PITTSBURGH -- The first time I walked into the Steelers' locker room at UPMC Rooney Sports Complex in South Side, I was told something I'll never forget - "you dropped your pocket."
As I looked up from discovering I did not, in fact, drop my pocket, I read the name on the plate above the locker, "Banner". Below it, a curly-haired 6'8 giant stood with a smirk and a sarcastic laugh, introducing me to who I'd soon know as the NFL's favorite eligible receiver.
Over the next 17 weeks, there were jokes, fake interviews, Twitter roasts, and onesies. Fans bought jerseys and the city of Pittsburgh fell in love with "number 72 Zach Banner." And within the midst of a season full of 0-3 starts, defensive touchdowns, 'Duck Mania', a possible Defensive Player of the Year and a playoff push, the Steelers extra tackle stood tall, on and off the field.
"I love it here." As we spoke, Banner just kept repeating it.
"But at the same time we got to understand when teams move in certain directions," he continued. "So it's up to them if they want to tag me obviously. If not we'll go from there."
It's the cold truth for Banner this offseason. As the clock hit zero at M&T Bank Stadium in Baltimore, the third-year tackle became a free agent.
While he's staying hopeful, Banner's mindset remains business-oriented. He understands the league and the needs of the Steelers. Pittsburgh's list of free agents includes names like Bud Dupree, Javon Hargrave, Mike Hilton and restricted free agents such as right tackle Matt Feiler. Therefore, to expect a contract being guaranteed this offseason is a bit of a stretch.
"It just happens, if it does happen," he stopped, gathered himself. "I love it here, I'm happy playing football again and if you were to ask me 'do you want to play the rest of your career here?' I'd love to, but like I said it's a business."

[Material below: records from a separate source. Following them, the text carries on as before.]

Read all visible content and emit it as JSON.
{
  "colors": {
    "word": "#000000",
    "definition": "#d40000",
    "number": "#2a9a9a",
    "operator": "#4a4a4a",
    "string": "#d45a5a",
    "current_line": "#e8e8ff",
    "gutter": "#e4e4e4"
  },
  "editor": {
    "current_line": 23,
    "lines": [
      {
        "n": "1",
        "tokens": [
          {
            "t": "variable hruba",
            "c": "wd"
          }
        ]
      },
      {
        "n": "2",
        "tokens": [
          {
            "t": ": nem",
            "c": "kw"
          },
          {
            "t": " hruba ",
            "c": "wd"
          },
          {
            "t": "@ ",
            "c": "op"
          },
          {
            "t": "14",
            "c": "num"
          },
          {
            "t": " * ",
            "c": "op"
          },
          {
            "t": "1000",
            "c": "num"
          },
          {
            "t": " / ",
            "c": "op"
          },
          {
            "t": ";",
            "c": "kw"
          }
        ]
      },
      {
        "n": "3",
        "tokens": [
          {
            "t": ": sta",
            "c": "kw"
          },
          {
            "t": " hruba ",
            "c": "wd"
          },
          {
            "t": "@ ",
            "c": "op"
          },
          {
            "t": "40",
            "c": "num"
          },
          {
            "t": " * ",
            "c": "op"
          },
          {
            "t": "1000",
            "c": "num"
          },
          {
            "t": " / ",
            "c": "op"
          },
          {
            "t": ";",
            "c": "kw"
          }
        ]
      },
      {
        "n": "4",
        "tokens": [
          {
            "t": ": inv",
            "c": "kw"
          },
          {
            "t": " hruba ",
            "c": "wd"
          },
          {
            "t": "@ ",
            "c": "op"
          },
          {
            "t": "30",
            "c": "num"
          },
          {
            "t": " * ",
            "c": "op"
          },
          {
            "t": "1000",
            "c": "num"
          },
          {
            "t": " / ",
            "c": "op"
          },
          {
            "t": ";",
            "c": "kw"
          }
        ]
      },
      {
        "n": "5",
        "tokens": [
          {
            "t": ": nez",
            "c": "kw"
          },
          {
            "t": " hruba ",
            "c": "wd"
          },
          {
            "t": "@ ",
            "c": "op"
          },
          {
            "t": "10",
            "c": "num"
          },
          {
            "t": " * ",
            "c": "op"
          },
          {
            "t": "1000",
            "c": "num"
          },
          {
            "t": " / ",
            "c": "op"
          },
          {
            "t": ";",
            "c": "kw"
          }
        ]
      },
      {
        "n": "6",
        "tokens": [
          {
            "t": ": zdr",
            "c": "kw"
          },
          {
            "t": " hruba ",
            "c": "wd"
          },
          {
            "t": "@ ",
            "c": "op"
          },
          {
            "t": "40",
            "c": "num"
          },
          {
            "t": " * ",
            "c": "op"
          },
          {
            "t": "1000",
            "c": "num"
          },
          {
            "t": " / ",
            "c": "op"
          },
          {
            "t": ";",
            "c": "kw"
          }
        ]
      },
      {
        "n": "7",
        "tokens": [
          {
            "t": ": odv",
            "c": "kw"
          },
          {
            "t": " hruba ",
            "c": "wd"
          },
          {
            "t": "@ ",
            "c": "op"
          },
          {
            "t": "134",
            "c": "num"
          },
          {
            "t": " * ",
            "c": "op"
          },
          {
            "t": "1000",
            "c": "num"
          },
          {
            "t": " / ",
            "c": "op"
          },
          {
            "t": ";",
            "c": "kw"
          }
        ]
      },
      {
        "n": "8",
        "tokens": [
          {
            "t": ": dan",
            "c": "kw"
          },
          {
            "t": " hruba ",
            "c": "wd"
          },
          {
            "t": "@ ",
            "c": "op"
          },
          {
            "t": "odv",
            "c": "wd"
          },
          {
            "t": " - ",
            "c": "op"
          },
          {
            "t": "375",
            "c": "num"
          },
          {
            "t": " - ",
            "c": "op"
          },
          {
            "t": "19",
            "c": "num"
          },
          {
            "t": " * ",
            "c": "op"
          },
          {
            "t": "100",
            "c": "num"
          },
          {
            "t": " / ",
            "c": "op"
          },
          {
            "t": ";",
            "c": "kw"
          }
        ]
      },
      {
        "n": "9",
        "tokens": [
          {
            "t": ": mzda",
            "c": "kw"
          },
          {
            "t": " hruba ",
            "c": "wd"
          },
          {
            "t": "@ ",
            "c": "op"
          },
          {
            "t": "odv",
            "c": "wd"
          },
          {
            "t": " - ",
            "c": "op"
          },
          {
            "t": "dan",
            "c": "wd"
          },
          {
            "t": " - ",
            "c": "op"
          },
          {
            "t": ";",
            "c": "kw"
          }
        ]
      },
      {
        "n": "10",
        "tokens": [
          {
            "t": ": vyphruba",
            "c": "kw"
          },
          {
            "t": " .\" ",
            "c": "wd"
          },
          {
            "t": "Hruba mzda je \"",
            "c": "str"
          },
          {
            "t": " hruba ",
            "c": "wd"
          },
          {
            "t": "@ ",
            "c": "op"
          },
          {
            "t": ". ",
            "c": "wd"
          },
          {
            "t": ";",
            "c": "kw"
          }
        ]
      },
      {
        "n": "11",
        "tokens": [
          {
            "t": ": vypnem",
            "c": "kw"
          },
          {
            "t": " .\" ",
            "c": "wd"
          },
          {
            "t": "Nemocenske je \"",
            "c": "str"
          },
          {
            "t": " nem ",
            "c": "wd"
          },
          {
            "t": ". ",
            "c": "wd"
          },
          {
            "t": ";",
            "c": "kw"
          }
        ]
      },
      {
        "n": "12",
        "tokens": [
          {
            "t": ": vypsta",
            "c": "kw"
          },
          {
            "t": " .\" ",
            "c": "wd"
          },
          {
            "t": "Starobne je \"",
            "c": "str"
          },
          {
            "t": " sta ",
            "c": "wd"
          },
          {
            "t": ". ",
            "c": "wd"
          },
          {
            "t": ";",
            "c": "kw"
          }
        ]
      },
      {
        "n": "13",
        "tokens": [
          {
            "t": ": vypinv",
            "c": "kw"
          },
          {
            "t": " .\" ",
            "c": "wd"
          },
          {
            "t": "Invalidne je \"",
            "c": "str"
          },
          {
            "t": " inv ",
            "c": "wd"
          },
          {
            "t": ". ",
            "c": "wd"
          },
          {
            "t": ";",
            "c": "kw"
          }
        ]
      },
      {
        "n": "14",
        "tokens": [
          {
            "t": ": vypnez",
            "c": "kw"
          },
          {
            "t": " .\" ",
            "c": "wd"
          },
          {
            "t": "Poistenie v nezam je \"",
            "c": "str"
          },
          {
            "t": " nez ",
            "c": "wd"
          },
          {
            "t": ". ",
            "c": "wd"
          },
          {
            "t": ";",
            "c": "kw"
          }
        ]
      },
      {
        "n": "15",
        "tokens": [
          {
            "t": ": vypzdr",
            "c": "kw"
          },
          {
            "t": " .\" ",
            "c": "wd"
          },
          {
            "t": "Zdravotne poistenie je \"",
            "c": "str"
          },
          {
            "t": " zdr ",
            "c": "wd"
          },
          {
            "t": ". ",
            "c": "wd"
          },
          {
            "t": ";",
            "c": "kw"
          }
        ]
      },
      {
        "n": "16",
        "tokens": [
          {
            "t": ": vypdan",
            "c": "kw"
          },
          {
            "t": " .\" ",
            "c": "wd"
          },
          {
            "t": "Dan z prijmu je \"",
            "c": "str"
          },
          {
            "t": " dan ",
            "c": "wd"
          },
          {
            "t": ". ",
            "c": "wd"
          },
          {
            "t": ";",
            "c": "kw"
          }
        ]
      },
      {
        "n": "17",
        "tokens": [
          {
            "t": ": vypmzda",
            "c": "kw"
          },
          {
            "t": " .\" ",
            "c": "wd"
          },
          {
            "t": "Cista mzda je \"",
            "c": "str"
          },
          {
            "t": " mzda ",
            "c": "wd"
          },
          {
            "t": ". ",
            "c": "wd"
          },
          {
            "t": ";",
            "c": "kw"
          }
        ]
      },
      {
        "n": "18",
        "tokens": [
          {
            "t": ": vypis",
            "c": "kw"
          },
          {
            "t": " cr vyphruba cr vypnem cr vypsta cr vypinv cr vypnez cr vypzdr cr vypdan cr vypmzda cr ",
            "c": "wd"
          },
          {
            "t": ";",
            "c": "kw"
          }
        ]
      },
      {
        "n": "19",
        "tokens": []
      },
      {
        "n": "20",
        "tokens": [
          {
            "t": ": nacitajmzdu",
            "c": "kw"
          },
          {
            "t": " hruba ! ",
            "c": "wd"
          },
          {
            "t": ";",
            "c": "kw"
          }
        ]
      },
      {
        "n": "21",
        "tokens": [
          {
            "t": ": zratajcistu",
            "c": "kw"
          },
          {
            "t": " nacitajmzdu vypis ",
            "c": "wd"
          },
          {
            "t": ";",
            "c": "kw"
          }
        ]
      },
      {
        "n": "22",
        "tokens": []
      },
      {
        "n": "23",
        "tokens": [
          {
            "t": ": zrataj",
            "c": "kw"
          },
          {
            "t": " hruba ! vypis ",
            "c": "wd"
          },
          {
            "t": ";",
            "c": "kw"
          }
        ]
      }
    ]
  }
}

When he arrived in Pittsburgh, Banner was over 400-pounds and bouncing around the NFL too early in his short career. For a fourth-round pick, Banner made his way through three organizations before his third year in the league.
Once he started working under Mike Tomlin, something changed. Banner came into the 2019 summer down massive weight and more physically ready than he's been in any season.

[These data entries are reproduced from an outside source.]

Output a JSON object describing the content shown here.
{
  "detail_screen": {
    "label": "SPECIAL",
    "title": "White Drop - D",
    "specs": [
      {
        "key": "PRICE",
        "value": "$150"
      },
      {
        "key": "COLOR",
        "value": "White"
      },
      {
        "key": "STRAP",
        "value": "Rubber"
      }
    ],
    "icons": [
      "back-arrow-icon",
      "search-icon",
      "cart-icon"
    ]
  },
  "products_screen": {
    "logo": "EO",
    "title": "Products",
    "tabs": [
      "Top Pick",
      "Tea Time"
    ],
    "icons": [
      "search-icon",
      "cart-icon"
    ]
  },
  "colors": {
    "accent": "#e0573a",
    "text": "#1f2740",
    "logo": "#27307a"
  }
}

Immediately making waves in training camp, Banner went from being inactive most weeks in 2018 to playing in 15 of 16 games this season.

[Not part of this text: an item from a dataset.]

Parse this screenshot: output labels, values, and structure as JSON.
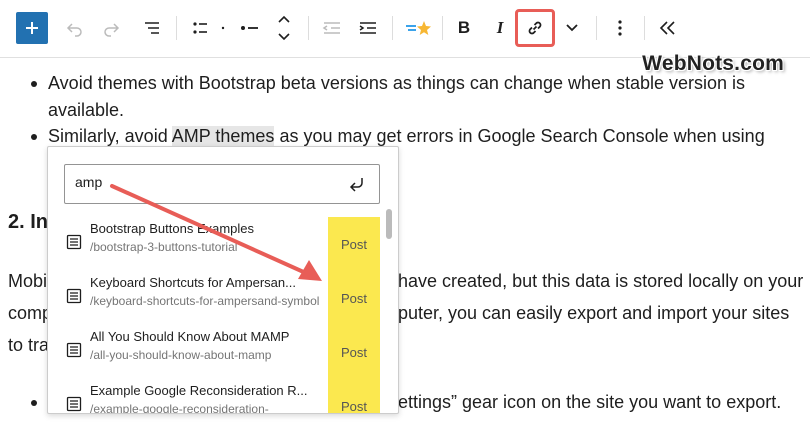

Moving into next year, being a part of the offense is only a stepping stone. What he was able to do this season in 203 offensive snaps - outside of not catching a pass - was enough to show teams what's ahead, and take that next leap for whatever team he's a part of.
"What I put on film this year and what I'm going to earn and turn myself into even more this offseason will solidify that I have the potential to be a starter in this league next year," Banner said.
The Steelers are in a situation where an emerging tackle could be a high priority on their list. Matt Feiler became a restricted free agent at the end of the season, meaning the team can match a qualifying offer before receiving a tendered pick if the two sides part ways.
Alejandro Villanueva becomes a free agent next offseason, and at 33-years old Pittsburgh could be looking at a more appealing option in Banner. But either way, there isn't a worry for who's "in front" of him, because the 26-year-old is fully aware of what he brings to the field.
"I don't want to think about other people's situations," Banner said. "I really think, no matter what, at the end of the day if I take care of business and work the way I know that I can work and turn myself into another, better form of myself than I did this year, that I can start."
As he walked out of the UPMC Rooney Sports Complex for what could be his last time as a Steeler, he had a message for us. A reminder of how far he's come and how little it'll mean compared to what's ahead.
With his pocket well in tact and a bit more serious smirk then his usual self, the NFL's favorite eligible receiver entered the offseason as determined - or more - than he's ever been.
"Just to understand that nothing is settled," Banner said. "It doesn't stop for anything, a lot of you go back to your notes; 'Banner, ah long shot. Third-string tackle.' How do I do that even more, how do I keep that same energy going into this season, that's how I do it again."